Design.— We used a Web-based survey to present core images of 54 NSCLC cases to 22 practicing pathologists for diagnosis, initially as H&E only, then as H&E plus mucin and 4 IHC stains. Each case was diagnosed according to published 2004, 2011, and 2015 NSCLC classifications. Cohen's kappa was calculated for the 231 pathologist pairs as a measure of IPDA.

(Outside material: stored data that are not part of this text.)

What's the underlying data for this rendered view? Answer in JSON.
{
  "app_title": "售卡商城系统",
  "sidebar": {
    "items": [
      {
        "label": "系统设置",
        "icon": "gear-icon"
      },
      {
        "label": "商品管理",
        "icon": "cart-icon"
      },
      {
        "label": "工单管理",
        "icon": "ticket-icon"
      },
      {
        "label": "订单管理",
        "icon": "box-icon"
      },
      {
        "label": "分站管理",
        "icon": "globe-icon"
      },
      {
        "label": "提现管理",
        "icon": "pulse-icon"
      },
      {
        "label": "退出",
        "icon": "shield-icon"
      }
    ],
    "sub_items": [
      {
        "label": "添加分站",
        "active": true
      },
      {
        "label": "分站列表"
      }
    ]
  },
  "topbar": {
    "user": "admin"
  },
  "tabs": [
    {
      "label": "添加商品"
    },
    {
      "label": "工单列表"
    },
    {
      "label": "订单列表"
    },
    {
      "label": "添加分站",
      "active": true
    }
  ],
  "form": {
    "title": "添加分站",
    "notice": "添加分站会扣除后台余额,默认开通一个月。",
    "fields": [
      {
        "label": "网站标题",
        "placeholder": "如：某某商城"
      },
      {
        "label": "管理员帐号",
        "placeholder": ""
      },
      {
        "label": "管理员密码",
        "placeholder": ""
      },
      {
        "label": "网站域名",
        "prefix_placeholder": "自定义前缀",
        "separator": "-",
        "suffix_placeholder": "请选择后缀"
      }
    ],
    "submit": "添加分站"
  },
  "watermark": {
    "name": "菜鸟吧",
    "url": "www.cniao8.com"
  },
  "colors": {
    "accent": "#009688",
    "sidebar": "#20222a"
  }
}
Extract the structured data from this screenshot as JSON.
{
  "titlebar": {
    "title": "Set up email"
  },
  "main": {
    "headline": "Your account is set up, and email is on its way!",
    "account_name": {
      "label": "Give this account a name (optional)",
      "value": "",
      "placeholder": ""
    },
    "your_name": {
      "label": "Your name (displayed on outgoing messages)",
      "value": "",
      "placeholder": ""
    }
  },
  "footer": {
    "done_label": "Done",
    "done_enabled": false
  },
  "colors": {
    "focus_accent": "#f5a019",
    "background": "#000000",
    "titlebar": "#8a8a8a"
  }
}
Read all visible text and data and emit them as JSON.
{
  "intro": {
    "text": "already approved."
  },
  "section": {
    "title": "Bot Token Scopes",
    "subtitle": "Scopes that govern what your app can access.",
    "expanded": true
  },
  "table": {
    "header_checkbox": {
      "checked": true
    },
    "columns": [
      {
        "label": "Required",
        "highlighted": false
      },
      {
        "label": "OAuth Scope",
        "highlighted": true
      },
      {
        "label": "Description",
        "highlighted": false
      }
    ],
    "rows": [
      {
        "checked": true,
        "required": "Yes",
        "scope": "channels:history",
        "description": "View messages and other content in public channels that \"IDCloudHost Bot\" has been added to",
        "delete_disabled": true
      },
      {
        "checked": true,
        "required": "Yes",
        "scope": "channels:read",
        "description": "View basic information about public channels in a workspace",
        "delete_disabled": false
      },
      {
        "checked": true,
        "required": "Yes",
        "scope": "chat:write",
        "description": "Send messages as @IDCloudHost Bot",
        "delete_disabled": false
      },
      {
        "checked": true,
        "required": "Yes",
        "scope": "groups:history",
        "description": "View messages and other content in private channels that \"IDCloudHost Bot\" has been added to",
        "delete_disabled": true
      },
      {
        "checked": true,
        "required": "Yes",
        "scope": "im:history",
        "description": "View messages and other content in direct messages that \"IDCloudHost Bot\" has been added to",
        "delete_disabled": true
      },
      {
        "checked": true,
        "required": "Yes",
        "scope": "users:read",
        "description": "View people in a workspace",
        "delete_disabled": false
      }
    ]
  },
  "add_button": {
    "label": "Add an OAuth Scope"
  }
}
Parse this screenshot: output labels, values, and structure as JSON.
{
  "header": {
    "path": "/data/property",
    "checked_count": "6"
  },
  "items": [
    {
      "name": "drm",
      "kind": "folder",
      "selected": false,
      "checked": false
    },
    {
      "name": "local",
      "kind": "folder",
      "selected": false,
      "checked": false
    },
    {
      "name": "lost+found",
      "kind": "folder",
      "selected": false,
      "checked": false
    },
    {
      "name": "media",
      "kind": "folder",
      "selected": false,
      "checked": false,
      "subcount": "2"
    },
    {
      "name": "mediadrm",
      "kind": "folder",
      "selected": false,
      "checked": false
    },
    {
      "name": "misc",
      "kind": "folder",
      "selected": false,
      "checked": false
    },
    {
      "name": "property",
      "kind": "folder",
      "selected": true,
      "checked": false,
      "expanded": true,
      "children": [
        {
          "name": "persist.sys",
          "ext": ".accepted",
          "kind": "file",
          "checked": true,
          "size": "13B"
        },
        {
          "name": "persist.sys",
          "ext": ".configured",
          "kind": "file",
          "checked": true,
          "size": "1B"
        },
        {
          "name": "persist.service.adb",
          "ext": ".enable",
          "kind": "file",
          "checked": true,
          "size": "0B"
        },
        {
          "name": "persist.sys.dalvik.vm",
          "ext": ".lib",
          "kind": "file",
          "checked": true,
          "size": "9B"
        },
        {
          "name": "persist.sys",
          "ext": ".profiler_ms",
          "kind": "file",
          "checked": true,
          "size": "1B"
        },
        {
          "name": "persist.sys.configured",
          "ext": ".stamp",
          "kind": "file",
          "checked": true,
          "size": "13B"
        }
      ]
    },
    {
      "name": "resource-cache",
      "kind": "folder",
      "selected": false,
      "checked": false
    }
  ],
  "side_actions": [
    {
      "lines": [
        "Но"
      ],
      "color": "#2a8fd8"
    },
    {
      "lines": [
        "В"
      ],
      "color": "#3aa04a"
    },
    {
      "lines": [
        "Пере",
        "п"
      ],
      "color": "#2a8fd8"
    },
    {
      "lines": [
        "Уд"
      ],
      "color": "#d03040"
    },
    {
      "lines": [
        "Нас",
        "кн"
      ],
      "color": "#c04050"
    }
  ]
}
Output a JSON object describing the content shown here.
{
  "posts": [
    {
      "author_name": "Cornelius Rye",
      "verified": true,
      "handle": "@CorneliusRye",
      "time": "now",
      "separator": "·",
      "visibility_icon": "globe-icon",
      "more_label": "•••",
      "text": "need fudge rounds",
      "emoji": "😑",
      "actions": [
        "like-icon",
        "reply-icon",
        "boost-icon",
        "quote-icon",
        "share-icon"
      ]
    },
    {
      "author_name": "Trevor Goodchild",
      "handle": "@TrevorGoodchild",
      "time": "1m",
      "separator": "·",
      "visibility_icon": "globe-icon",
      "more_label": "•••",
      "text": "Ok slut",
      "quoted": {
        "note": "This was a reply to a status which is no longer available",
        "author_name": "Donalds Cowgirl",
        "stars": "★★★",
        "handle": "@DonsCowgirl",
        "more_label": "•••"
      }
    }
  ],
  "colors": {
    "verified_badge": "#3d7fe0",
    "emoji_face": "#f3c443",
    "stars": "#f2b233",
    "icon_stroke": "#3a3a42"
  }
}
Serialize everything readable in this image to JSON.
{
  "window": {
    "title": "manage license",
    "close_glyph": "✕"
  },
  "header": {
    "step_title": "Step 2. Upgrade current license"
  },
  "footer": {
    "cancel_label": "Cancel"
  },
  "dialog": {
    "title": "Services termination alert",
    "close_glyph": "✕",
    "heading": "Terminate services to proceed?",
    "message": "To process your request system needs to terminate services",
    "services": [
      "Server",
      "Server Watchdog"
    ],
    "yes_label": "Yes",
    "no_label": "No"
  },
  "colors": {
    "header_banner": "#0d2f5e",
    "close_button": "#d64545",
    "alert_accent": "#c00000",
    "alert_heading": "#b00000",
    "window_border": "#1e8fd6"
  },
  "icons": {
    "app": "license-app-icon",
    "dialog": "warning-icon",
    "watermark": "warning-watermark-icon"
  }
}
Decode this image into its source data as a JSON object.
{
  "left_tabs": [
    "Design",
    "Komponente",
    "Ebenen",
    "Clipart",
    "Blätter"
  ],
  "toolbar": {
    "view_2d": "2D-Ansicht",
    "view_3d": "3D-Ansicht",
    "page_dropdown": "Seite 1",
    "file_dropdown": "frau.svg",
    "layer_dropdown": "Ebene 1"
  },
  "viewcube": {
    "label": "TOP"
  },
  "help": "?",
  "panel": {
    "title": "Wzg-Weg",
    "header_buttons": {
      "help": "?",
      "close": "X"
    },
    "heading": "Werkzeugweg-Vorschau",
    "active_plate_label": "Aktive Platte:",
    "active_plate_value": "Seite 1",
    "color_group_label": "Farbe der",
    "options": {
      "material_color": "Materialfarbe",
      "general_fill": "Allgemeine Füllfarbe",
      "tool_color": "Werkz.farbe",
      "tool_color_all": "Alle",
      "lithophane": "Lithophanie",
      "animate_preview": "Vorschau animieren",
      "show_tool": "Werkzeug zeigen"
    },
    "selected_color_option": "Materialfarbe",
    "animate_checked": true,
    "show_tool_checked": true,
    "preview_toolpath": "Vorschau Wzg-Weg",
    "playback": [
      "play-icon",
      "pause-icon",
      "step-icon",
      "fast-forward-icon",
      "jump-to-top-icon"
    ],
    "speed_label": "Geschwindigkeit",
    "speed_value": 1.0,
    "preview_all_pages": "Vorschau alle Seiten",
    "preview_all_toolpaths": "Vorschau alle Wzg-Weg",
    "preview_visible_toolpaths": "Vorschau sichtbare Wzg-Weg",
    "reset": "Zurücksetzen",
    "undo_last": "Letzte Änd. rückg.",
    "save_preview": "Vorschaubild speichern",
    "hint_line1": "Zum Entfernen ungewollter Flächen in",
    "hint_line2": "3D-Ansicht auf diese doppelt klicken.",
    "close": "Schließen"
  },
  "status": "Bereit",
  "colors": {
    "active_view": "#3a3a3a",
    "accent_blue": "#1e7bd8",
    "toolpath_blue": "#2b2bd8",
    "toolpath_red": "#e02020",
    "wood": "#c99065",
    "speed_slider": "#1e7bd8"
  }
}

Results.— Twenty-two pathologists diagnosed 54 NSCLC cases by using 4 published classifications. IPDA is significantly higher for H&E/mucin/IHC diagnoses than for H&E-only diagnoses. IPDA for H&E/mucin/IHC diagnoses is highest with the 2015 classification. IPDA is estimated higher after collapse of stated diagnoses into subhead or dichotomized classes. IPDA for H&E/mucin/IHC diagnoses with the 2015 World Health Organization classification is similar for community and academic pathologists, and is higher when pathologists have pulmonary pathology expertise, have more than 6 years of practice experience, or diagnose more than 100 new lung carcinoma cases per year.
Conclusions.— Higher IPDA is associated with use of mucin and IHC stains, with the 2015 NSCLC classification, and with pathologists' pulmonary pathology expertise, practice duration, and frequency of lung carcinoma cases.